Martin Fenner · Answer 1 · Wed Apr 11 2018 17:14:17 GMT+0800 (China Standard Time)

Thank you @sdruskat. Very helpful. I agree with your basic conclusions, but I think it is important that everyone clearly understands when to use CFF, and when codemeta. In my experience choice is not always preferable, as it can create fragementation and confusion. CFF as a user-friendly input format makes a lot of sense to me.

Stephan Druskat · Answer 2 · Wed Apr 11 2018 17:58:00 GMT+0800 (China Standard Time)

Thanks @mfenner, glad (and somewhat relieved) that you agree :)!

D'accord, we must make clear when to use which. I'll see to updating, e.g., cite.research-software.org to include this very clearly. Will also think about how to represent it in CFF's user-facing tooling somehow.

Robert Haines · Answer 3 · Wed May 09 2018 15:26:09 GMT+0800 (China Standard Time)

I'm keen to work on this. I have written a CFF ruby library, which may be of some use in integration with, e.g. bolognese? https://github.com/citation-file-format/ruby-cff

Jurriaan H. Spaaks · Answer 4 · Thu Sep 13 2018 19:59:47 GMT+0800 (China Standard Time)

When people ask me about the difference between CodeMeta and CFF I tell them the following:

CodeMeta is used to describe what some Thing is
CFF is used to help cite the Thing

The first is useful for example when a search engine indexer/crawler comes along and wants to know what the Thing is, in order to know when to return it as a possible search result.

The second is useful if you e.g. developed a piece of software and you want to facilitate people who use that work so they can easily give you credit. Arguably, doing so is already possible using only CodeMeta, but in my view CFF is more precise/ more suitable for software citation. Additionally, it offers:

(scoped) referencing
potential transitive crediting (although I'm not aware of e.g. a credit property that you can assign to each reference)

Anyway, because of their different purposes, I don't see why we should get rid of one or the other.

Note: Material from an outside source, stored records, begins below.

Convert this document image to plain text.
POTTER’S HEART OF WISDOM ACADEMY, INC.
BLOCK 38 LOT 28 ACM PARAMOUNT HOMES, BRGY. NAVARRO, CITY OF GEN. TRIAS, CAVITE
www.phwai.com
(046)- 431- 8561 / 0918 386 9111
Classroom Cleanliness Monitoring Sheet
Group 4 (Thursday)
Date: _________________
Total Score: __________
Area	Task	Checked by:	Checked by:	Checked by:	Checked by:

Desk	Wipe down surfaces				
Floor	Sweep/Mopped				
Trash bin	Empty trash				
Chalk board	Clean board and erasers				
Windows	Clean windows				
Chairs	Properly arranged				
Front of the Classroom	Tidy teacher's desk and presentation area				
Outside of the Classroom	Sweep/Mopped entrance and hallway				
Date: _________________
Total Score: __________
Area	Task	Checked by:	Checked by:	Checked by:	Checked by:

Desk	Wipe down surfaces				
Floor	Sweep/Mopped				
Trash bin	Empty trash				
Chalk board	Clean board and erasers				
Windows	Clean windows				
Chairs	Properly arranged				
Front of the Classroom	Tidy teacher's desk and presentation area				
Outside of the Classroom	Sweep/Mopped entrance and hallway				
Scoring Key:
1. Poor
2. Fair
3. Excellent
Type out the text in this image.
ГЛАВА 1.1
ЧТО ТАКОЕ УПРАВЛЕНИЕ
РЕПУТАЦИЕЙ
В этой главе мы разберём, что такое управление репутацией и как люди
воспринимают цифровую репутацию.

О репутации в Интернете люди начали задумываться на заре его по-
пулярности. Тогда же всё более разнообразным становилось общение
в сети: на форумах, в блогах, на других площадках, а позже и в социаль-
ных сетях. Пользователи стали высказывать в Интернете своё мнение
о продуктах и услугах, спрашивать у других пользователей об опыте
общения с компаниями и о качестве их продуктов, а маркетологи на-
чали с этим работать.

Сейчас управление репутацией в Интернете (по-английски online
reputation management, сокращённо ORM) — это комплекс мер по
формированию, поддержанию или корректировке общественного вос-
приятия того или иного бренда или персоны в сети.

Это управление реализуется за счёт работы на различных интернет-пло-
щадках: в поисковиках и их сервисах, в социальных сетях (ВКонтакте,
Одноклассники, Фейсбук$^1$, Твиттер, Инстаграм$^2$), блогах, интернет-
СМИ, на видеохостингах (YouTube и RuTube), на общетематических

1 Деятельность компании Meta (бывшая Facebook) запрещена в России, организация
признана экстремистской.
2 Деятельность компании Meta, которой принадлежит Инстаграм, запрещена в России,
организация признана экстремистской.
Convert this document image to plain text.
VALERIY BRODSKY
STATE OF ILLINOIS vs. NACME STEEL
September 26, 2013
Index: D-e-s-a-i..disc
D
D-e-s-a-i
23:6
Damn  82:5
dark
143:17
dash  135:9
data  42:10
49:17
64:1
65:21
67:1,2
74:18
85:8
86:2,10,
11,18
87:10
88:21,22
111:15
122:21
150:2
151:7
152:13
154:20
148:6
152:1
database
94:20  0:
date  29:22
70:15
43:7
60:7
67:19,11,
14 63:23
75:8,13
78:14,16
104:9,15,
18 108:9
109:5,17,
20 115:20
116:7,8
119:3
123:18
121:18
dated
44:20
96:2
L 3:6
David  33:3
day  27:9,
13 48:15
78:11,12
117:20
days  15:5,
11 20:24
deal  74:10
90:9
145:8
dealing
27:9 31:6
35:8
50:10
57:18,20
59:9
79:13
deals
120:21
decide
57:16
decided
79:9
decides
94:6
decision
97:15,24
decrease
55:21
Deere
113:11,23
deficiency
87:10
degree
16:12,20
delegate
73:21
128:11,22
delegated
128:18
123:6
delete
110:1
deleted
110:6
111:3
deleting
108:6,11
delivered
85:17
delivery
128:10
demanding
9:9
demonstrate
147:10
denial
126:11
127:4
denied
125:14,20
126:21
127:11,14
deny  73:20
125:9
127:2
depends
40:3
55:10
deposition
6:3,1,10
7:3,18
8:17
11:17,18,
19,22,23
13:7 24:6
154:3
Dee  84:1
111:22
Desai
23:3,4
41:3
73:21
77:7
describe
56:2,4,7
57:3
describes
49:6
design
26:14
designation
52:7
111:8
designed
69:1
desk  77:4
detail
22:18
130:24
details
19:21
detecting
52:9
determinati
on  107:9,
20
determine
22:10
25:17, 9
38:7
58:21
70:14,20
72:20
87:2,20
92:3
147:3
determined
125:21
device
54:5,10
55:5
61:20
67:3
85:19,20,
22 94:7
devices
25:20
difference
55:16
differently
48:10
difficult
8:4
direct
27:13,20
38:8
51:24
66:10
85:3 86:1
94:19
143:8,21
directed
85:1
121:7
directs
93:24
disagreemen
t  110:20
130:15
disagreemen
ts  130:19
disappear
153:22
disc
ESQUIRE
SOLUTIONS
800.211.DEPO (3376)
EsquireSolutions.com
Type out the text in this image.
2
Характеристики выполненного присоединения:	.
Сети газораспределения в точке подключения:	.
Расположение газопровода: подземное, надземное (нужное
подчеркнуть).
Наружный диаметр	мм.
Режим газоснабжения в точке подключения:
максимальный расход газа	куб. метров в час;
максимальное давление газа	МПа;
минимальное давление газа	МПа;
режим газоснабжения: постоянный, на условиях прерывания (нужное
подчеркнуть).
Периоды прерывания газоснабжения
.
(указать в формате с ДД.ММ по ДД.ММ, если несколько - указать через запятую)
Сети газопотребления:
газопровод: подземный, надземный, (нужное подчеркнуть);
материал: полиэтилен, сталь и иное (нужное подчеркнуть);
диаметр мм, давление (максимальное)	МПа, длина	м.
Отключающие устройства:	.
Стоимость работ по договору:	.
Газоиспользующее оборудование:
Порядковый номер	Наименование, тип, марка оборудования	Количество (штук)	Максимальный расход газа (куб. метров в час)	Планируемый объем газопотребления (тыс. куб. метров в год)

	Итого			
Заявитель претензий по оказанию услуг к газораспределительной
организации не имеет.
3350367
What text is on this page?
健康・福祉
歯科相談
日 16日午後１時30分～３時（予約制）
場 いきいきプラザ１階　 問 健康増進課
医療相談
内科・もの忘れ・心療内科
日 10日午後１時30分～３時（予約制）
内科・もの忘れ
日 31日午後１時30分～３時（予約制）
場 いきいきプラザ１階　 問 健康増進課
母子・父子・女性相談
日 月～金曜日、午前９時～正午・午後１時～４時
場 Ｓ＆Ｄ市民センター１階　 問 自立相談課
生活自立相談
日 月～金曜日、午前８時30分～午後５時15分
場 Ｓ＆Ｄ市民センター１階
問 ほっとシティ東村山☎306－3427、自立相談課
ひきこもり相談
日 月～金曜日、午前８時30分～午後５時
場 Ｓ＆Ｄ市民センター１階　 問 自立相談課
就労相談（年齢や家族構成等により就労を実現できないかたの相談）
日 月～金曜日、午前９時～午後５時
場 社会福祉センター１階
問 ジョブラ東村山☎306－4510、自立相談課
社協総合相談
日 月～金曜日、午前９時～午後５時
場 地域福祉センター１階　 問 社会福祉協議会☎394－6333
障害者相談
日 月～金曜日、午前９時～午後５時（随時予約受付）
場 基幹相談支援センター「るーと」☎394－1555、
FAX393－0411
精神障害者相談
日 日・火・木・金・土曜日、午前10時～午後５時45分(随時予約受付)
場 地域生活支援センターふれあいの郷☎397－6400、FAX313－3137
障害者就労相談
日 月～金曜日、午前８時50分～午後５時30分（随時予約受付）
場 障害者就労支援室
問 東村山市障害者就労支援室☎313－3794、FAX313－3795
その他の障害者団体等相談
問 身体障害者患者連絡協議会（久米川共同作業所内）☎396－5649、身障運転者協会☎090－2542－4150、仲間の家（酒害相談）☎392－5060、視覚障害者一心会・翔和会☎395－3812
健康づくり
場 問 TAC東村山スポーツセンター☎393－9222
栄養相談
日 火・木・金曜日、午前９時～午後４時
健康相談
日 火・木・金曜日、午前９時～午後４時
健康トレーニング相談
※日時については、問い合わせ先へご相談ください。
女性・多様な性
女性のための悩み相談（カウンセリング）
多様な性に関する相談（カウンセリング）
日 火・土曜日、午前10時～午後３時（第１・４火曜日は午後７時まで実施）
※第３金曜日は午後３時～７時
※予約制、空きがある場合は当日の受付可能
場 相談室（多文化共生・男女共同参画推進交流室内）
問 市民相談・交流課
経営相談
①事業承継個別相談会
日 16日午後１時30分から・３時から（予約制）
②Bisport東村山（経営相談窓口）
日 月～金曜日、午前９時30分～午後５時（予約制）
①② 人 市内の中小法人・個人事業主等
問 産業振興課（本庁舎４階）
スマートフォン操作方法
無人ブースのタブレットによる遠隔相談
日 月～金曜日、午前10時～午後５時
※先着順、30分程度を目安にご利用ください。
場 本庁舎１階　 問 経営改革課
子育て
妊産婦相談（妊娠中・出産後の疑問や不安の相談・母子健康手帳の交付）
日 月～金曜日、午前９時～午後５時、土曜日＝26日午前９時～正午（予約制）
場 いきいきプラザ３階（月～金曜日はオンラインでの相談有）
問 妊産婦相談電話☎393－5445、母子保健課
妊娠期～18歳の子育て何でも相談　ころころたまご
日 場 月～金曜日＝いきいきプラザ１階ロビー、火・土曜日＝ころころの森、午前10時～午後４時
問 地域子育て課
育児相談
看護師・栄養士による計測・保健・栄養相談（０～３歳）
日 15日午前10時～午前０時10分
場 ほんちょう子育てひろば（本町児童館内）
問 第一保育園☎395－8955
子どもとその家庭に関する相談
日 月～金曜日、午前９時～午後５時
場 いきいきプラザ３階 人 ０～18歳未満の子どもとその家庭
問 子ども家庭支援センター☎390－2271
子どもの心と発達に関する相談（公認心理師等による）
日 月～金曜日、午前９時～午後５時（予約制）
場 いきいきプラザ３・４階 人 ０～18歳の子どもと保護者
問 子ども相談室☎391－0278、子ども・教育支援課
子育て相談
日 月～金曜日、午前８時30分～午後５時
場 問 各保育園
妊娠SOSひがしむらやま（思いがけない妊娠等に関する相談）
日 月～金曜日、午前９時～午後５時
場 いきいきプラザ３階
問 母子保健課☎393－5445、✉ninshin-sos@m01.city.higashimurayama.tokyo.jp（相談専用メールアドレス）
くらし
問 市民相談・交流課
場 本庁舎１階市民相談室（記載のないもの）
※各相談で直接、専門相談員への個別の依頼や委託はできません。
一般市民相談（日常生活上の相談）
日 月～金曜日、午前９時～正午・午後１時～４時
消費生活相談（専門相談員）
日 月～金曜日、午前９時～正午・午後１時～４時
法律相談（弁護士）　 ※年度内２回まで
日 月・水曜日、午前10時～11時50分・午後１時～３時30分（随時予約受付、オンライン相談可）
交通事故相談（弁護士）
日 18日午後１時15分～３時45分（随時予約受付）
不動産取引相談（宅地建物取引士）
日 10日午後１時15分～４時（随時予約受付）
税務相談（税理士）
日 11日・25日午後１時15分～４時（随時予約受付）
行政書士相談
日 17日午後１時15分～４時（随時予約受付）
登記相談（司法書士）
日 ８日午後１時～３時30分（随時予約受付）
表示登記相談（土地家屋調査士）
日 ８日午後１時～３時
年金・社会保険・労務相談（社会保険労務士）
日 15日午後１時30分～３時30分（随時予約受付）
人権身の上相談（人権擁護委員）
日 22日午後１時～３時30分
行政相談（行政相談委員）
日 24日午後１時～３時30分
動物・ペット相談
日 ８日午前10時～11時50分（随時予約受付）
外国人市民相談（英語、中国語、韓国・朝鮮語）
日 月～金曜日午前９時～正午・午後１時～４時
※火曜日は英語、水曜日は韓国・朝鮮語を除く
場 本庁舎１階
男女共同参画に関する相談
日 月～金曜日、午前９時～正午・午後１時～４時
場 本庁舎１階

I share Stephan's view that CFF is a little bit easier to write and read, so I normally just write CFF and then generate a codemeta.json (and a .zenodo.json) using cffconvert. I realize that this gives me a relatively small subset of the CodeMeta spec, but so far that's been sufficient (but maybe I just don't know what I'm missing out on). Others may prefer to go the reverse route, writing CodeMeta and generating the other files based on that, which should be fine as long as we have some tools that convert between them.